Autant les colistiers de Laporte avaient signé solidairement une lettre ouverte pour lui apporter leur soutien plein et entier à la veille de son procès, autant sa démission ne les concernait plus du tout. Même le rejet par référendum de Buisson au poste de président délégué (51,06 % de « non » le 26 janvier) n'a pas fait évoluer leur ligne dure. Voilà pourquoi et comment chaque président de club sera cette année appelé à voter en janvier, en mai et en juin, puis une autre fois l'année prochaine. Quatre votes au lieu d'un. Veuillez les excuser pour le dérangement.
Le scrutin qui s'est ouvert mercredi dernier et se refermera ce vendredi midi doit permettre de compléter le comité directeur de la Fédération en pourvoyant aux douze sièges vacants : les neuf démissionnaires du collectif d'opposition Ovale Ensemble, qui espéraient en janvier être suivis par d'autres, outre les deux représentants de la Ligue, et parvenir ainsi à des élections générales, celui de Laporte et ceux de Pascal Papé et José Machado (majorité présidentielle), qui avaient rendu leur tablier précédemment. À compter de cinq sièges inoccupés dans cette assemblée qui en compte trente-huit, il est nécessaire de recourir à une élection partielle dite de complétude. Jeudi, 90,63 % des porteurs de voix avaient complété la première étape administrative d'enregistrement.
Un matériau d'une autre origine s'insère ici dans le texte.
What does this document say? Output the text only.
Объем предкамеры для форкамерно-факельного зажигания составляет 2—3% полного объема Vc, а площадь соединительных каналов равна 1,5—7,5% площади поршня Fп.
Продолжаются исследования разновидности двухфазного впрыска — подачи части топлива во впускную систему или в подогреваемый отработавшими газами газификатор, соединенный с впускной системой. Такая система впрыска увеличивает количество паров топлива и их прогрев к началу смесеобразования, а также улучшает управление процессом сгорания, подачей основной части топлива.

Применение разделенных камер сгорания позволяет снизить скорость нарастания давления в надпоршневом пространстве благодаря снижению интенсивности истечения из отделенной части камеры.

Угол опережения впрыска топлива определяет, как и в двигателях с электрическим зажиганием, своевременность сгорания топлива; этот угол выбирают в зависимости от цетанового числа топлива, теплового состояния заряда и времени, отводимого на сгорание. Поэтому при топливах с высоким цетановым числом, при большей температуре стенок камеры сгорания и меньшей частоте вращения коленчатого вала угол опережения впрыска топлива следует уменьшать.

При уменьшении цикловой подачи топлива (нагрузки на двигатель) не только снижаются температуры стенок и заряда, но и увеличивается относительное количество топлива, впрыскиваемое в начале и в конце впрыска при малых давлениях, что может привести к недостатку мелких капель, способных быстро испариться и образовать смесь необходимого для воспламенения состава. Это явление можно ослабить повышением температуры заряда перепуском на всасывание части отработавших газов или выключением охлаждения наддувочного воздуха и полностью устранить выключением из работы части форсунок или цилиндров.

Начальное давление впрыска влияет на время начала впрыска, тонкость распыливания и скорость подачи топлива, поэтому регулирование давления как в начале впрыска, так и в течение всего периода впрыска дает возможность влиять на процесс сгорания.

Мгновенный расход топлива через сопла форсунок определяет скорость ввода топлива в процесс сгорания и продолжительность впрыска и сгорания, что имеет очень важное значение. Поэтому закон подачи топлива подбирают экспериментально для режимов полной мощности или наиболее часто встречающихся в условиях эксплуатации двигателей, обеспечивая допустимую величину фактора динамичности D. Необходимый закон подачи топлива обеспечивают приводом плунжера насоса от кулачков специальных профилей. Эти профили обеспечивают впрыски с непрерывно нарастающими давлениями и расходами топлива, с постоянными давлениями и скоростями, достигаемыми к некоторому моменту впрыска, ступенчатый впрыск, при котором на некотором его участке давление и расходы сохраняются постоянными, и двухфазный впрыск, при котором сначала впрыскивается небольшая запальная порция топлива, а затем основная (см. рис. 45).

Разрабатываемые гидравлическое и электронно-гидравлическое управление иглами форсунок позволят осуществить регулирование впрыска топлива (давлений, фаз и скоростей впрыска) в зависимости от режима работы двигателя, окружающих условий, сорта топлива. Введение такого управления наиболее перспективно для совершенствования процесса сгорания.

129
À cause de tout ce qui a précédé et de ce qui approche (élection du 12 au 14 juin d'un nouveau président pour finaliser le mandat de Laporte, qui court jusqu'à fin 2024), les résultats de ce scrutin donneront une première mesure des dynamiques en présence dans chaque famille. Affaiblie par le départ de son chef - et surtout par les raisons ayant conduit à ce départ -, la branche « laportienne » remet donc trois sièges en jeu. Ce n'est pas grand-chose, et même si elle venait à les perdre tous, cela ne l'empêcherait pas de garder la majorité au comité directeur. Mais les perdre tous équivaudrait à une rechute d'influence chiffrée, cinq mois après celle matérialisée par la défaite électorale du référendum.
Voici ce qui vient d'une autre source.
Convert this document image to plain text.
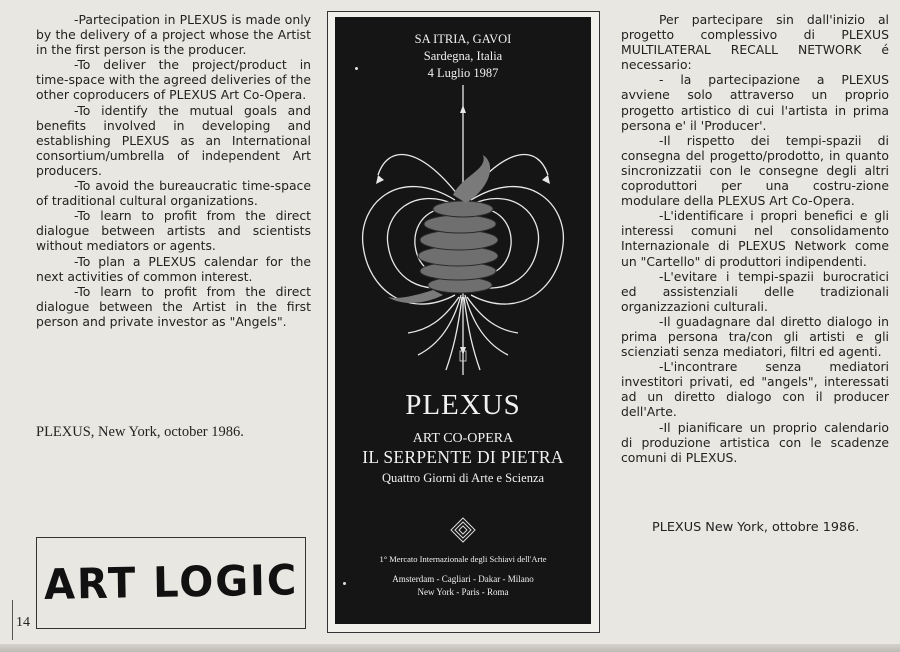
-Partecipation in PLEXUS is made only by the delivery of a project whose the Artist in the first person is the producer.

-To deliver the project/product in time-space with the agreed deliveries of the other coproducers of PLEXUS Art Co-Opera.

-To identify the mutual goals and benefits involved in developing and establishing PLEXUS as an International consortium/umbrella of independent Art producers.

-To avoid the bureaucratic time-space of traditional cultural organizations.

-To learn to profit from the direct dialogue between artists and scientists without mediators or agents.

-To plan a PLEXUS calendar for the next activities of common interest.

-To learn to profit from the direct dialogue between the Artist in the first person and private investor as "Angels".

PLEXUS, New York, october 1986.
ART LOGIC
14
SA ITRIA, GAVOI
Sardegna, Italia
4 Luglio 1987
PLEXUS
ART CO-OPERA
IL SERPENTE DI PIETRA
Quattro Giorni di Arte e Scienza
1° Mercato Internazionale degli Schiavi dell'Arte
Amsterdam - Cagliari - Dakar - Milano
New York - Paris - Roma

Per partecipare sin dall'inizio al progetto complessivo di PLEXUS MULTILATERAL RECALL NETWORK é necessario:

- la partecipazione a PLEXUS avviene solo attraverso un proprio progetto artistico di cui l'artista in prima persona e' il 'Producer'.

-Il rispetto dei tempi-spazii di consegna del progetto/prodotto, in quanto sincronizzatii con le consegne degli altri coproduttori per una costru-zione modulare della PLEXUS Art Co-Opera.

-L'identificare i propri benefici e gli interessi comuni nel consolidamento Internazionale di PLEXUS Network come un "Cartello" di produttori indipendenti.

-L'evitare i tempi-spazii burocratici ed assistenziali delle tradizionali organizzazioni culturali.

-Il guadagnare dal diretto dialogo in prima persona tra/con gli artisti e gli scienziati senza mediatori, filtri ed agenti.

-L'incontrare senza mediatori investitori privati, ed "angels", interessati ad un diretto dialogo con il producer dell'Arte.

-Il pianificare un proprio calendario di produzione artistica con le scadenze comuni di PLEXUS.

PLEXUS New York, ottobre 1986.
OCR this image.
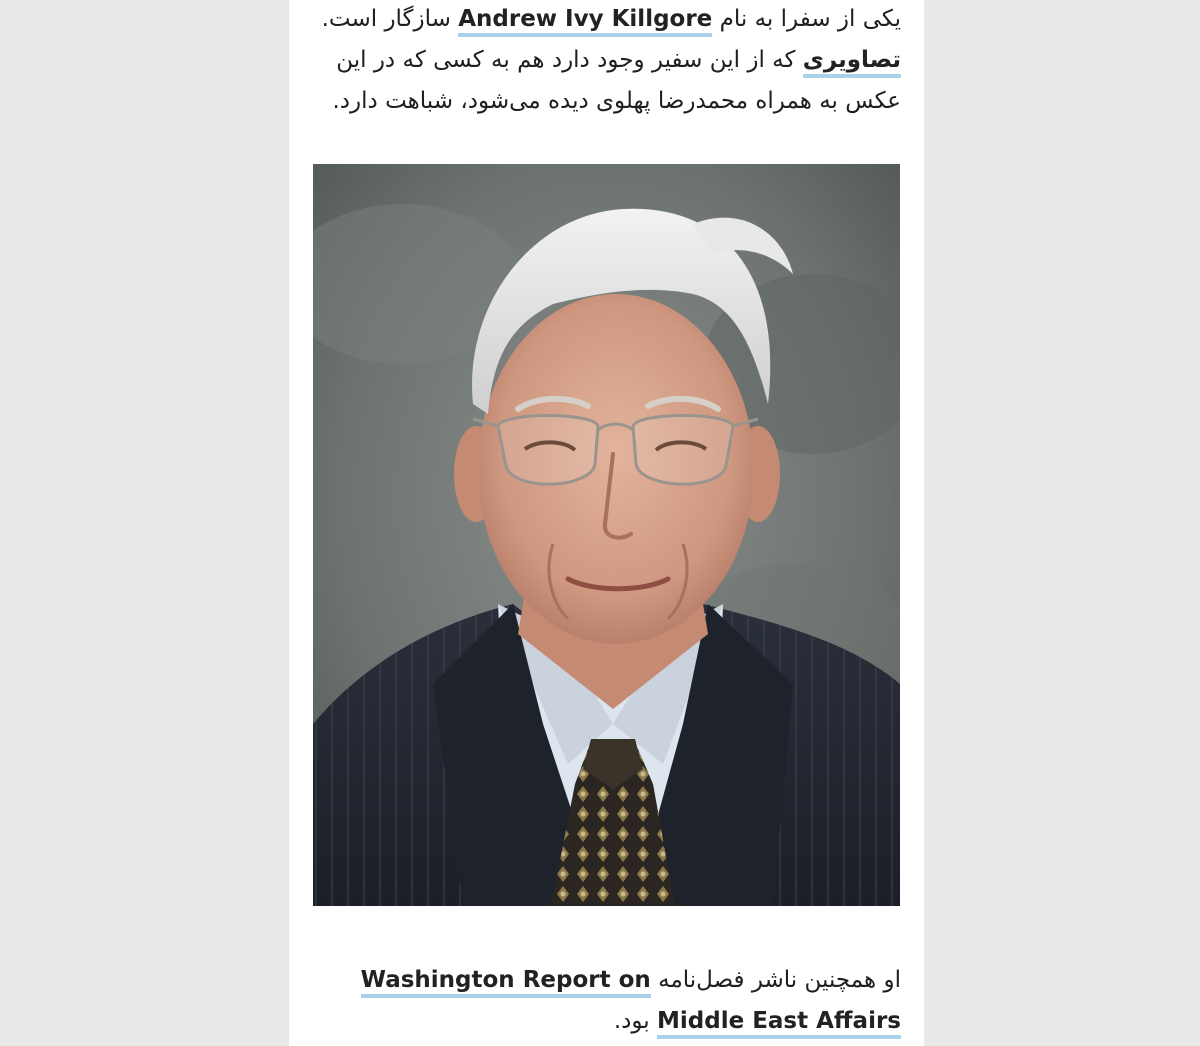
یکی از سفرا به نام Andrew Ivy Killgore سازگار است.
تصاویری که از این سفیر وجود دارد هم به کسی که در این عکس به همراه محمدرضا پهلوی دیده می‌شود، شباهت دارد.

او همچنین ناشر فصل‌نامه Washington Report on Middle East Affairs بود.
Ce scénario plomberait la campagne du candidat Buisson à la présidentielle, baptisée « Tous unis derrière le XV de France ». Calquée sur celle du référendum, elle joue uniquement sur la peur de porter le mauvais oeil au quinze de France pour la Coupe du monde. Malgré nos demandes répétées, on ne nous a toujours pas expliqué ce qu'il adviendrait à Antoine Dupont et ses camarades d'ici au 8 septembre, jour du match d'ouverture contre les All Blacks, si Florian Grill, Serge Blanco ou « Jean-Michel Delacompta » venait à être élu.
La crise de gouvernance a aussi fini par toucher le collectif Ovale Ensemble et provoquer la sécession, le 20 avril, de Serge Blanco et Jean-Claude Skréla, qui faisaient partie des neuf démissionnaires en janvier. Une microfissure ? Une fracture ? Un mal pour un bien ? Les avis divergent. Les séparatistes n'ont pas digéré de devoir s'aligner (étaient-ils obligés ?) et ont depuis fondé le mouvement « la Voix des clubs ». La course à la présidence dans trois semaines ? L'ancien arrière du quinze de France n'a pas dit non dans l'entretien qu'il a accordé à L'Équipe, lundi. Tout comme Florian Grill, il lui faudra d'abord remplir un préalable : être réélu aujourd'hui au comité directeur.
Les résultats de cette élection partielle - qui a la particularité d'être un scrutin uninominal et non pas de listes - donneront aussi une indication sur l'audience d'Ovale Ensemble. Scrutin après scrutin, elle n'a fait que croître depuis 2016. En dessous de neuf sièges, ce serait un coup de frein. Au-dessus, un coup de vent dans le dos. Quant à l'hypothèse d'un 12 sur 12 (ou 11 sur 12), elle placerait Grill en position de force face à Buisson en vue de la présidentielle. En présentant douze candidats pour douze sièges, Ovale Ensemble court moins le risque d'un éparpillement des voix que la majorité, qui n'a pas pu arriver à moins de quinze candidats.